The below are an assortment of personal projects I have worked on over the years. In both my creative and professional work, I am interested how visual culture is used to present information and affect audiences, from documentary films to web design and public signage.

 

COVID-19 Signage Project (2021–present)

Glass convenience store door. Home printed sign reads: Governor Tom Wolf has ordered that all customers must wear a mask when entering our business.

This is a long-term photography project, the subject of which are signs that have caught my attention throughout the ongoing COVID-19 pandemic. These include floor markers, masks required signs, and (in a broad interpretation of “signs” and “signage”) cast aside facemasks seen on sidewalks and parking lots.

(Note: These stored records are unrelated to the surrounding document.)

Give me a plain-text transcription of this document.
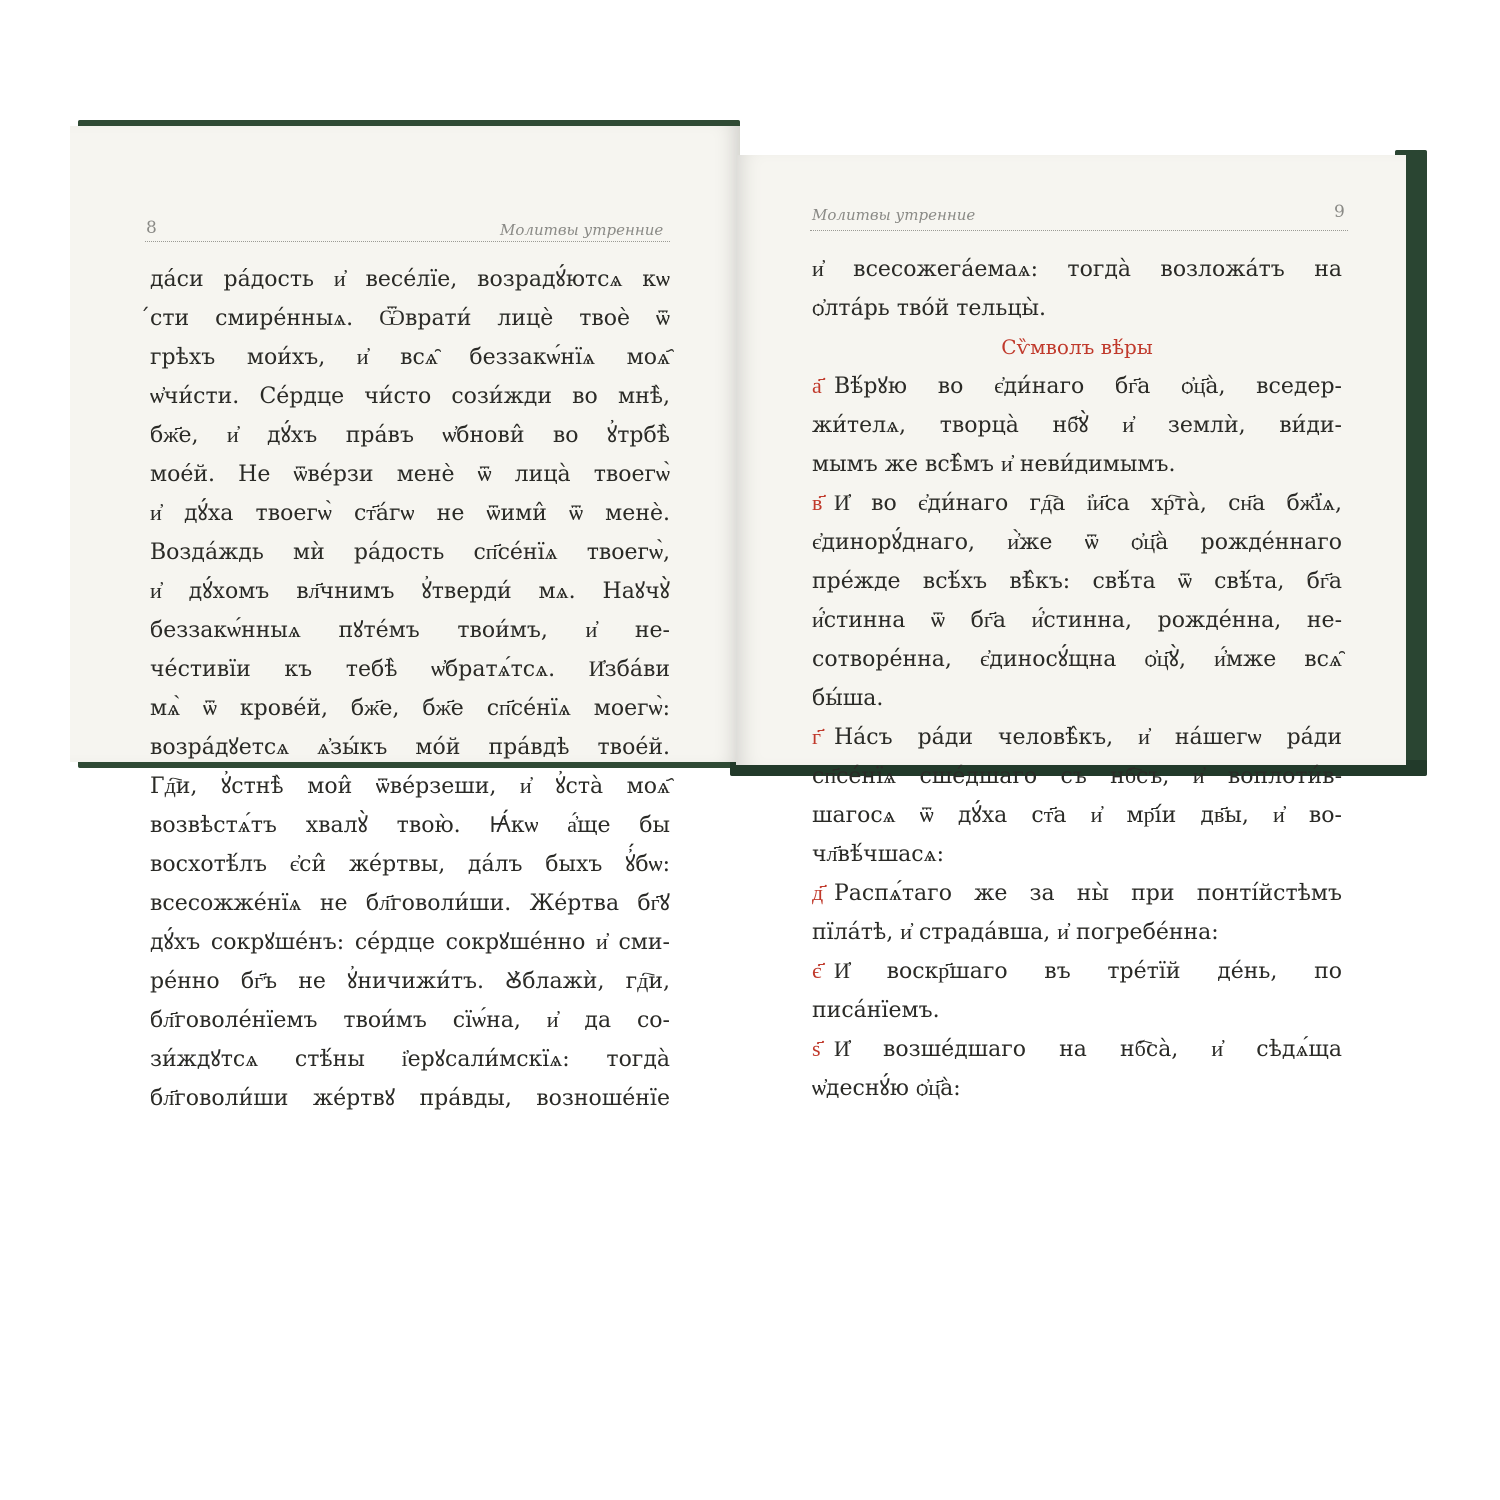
8	Молитвы утренние
Молитвы утренние	9
дáси рáдость и҆ весе́лїе, возрадꙋ́ютсѧ кѡ
́сти смире́нныѧ. Ѿврати́ лицѐ твоѐ ѿ
грѣхъ мои́хъ, и҆ всѧ̑ беззакѡ́нїѧ моѧ҄
ѡ҆чи́сти. Се́рдце чи́сто сози́жди во мнѣ̀,
бж҃е, и҆ дꙋ́хъ пра́въ ѡ҆бнови̂ во ꙋ҆трбѣ̀
моéй. Не ѿве́рзи менѐ ѿ лица̀ твоегѡ̀
и҆ дꙋ́ха твоегѡ̀ ст҃а́гѡ не ѿими̂ ѿ менѐ.
Возда́ждь мѝ ра́дость сп҃се́нїѧ твоегѡ̀,
и҆ дꙋ́хомъ вл҃чнимъ ꙋ҆тверди́ мѧ. Наꙋчꙋ̀
беззакѡ́нныѧ пꙋте́мъ твои́мъ, и҆ не-
че́стивїи къ тебѣ̀ ѡ҆братѧ́тсѧ. И҆зба́ви
мѧ̀ ѿ крове́й, бж҃е, бж҃е сп҃се́нїѧ моегѡ̀:
возра́дꙋетсѧ ѧ҆зы́къ мо́й пра́вдѣ твое́й.
Гд҇и, ꙋ҆стнѣ̀ мои̂ ѿве́рзеши, и҆ ꙋ҆ста̀ моѧ҄
возвѣстѧ́тъ хвалꙋ̀ твою̀. Ꙗ҆́кѡ а҆́ще бы
восхотѣ́лъ є҆си̂ же́ртвы, да́лъ быхъ ꙋ҆́бѡ:
всесожже́нїѧ не бл҃говоли́ши. Же́ртва бг҃ꙋ
дꙋ́хъ сокрꙋше́нъ: се́рдце сокрꙋше́нно и҆ сми-
ре́нно бг҃ъ не ꙋ҆ничижи́тъ. Ꙋ҆блажѝ, гд҇и,
бл҃говоле́нїемъ твои́мъ сїѡ́на, и҆ да со-
зи́ждꙋтсѧ стѣ́ны і҆ерꙋсали́мскїѧ: тогда̀
бл҃говоли́ши же́ртвꙋ пра́вды, возноше́нїе
и҆ всесожега́емаѧ: тогда̀ возложа́тъ на
ѻ҆лта́рь тво́й тельцы̀.
Сѷмволъ вѣ́ры
а҃ Вѣ́рꙋю во є҆ди́наго бг҃а ѻ҆ц҃а̀, вседер-
жи́телѧ, творца̀ нб҃ꙋ̀ и҆ землѝ, ви́ди-
мымъ же всѣ̂мъ и҆ неви́димымъ.
в҃ И҆ во є҆ди́наго гд҇а і҆и҃са хр҇та̀, сн҃а бж҃їѧ,
є҆динорꙋ́днаго, и҆̀же ѿ ѻ҆ц҃а̀ рожде́ннаго
пре́жде всѣ́хъ вѣ̂къ: свѣ́та ѿ свѣ́та, бг҃а
и҆́стинна ѿ бг҃а и҆́стинна, рожде́нна, не-
сотворе́нна, є҆диносꙋ́щна ѻ҆ц҃ꙋ̀, и҆́мже всѧ̑
бы́ша.
г҃ На́съ ра́ди человѣ̂къ, и҆ на́шегѡ ра́ди
сп҃се́нїѧ сше́дшаго съ нб҇съ, и҆ воплоти́в-
шагосѧ ѿ дꙋ́ха ст҃а и҆ мр҃і́и дв҃ы, и҆ во-
чл҃вѣ́чшасѧ:
д҃ Распѧ́таго же за ны̀ при понті́йстѣмъ
пїла́тѣ, и҆ страда́вша, и҆ погребе́нна:
є҃ И҆ воскр҃шаго въ тре́тїй де́нь, по
писа́нїемъ.
ѕ҃ И҆ возше́дшаго на нб҇са̀, и҆ сѣдѧ́ща
ѡ҆деснꙋ́ю ѻ҆ц҃а̀:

I am interested in these as both a personal historical record of this period, and also as examples of how forms of technical communication can express the brand, culture, and political beliefs of an institution or business. As an example of the final, “Masks Required” is different from “Masks Encouraged” is different from “Governor Tom Wolf has ordered that all customers must wear a mask when entering our business.”

 

Visualization of the character Breq’s individual identity relative to a collective artificial intelligence in Ancillary Justice, by Ann Leckie.

The Global Asias Initiative Project Manager responsibilities include social media management and the production of digital assets. As part of my application for that position, I prepared this compilation of various design projects that I have worked on. I have since added samples of the design work I completed while in that role.

 

This timeline includes milestones in computing history, the publication dates of various fiction and non-fiction narratives about computing, and the time settings of a number of those narratives. I created this as part of my preparation for comprehensive exams and for my dissertation, so it is not comprehensive in the sense that it revolves around my specific dissertation project. But since the timeline tool I’m using (Northwestern University Knightlab’s Timeline) live-updates and publishes to the web, I figured I might as well make it public just in case it’s useful to anyone else.

“The Shuffle” (2012)

Movie poster. Above, a woman and a man on a subway car facing the camera. Below, the same man stands with another looking down at a homemade map. Poster text reads: THE SHUFFLE, with the tagline "sometimes all love needs is a plan."

“The Shuffle” is a comedy short film that I wrote, directed, and edited. I created it in part as a personal experiment in the feasibility of producing a short film project within a sharply defined time frame and budget. I was also interested in the ways that individual artists’ skills, perspectives, and interests can inflect what is ultimately a fairly generic plot (influenced in part by George and Marty’s scheme in Back to the Future).

“Walking Merchandise: Child Trafficking and the Snakehead Trade” (2012)

Movie poster. Graphic of paper dolls linked by hands and chains. Text reads: WALKING MERCHANDISE: child trafficking and the snakehead trade. Film festival laurels, credits, and website url appear at bottom. (website is no longer online)

“Walking Merchandise” is a documentary short film that tells the stories of children trafficked from China to the United States for labor. It describes the elaborate systems and human costs of the “snakehead” smuggling practice, and wrestles with the challenges of attempting to mitigate the harms of this deeply complex international problem.

The project was funded in part by Columbia University’s Advanced Consortium on Cooperation, Conflict, and Complexity, and grew out of director Ethan Downing’s Master’s thesis in Columbia’s Negotiation and Conflict Resolution program. As producer, I managed production logistics, helped facilitate a successful Kickstarter funding campaign, and collaborated on the overall creative direction of the project.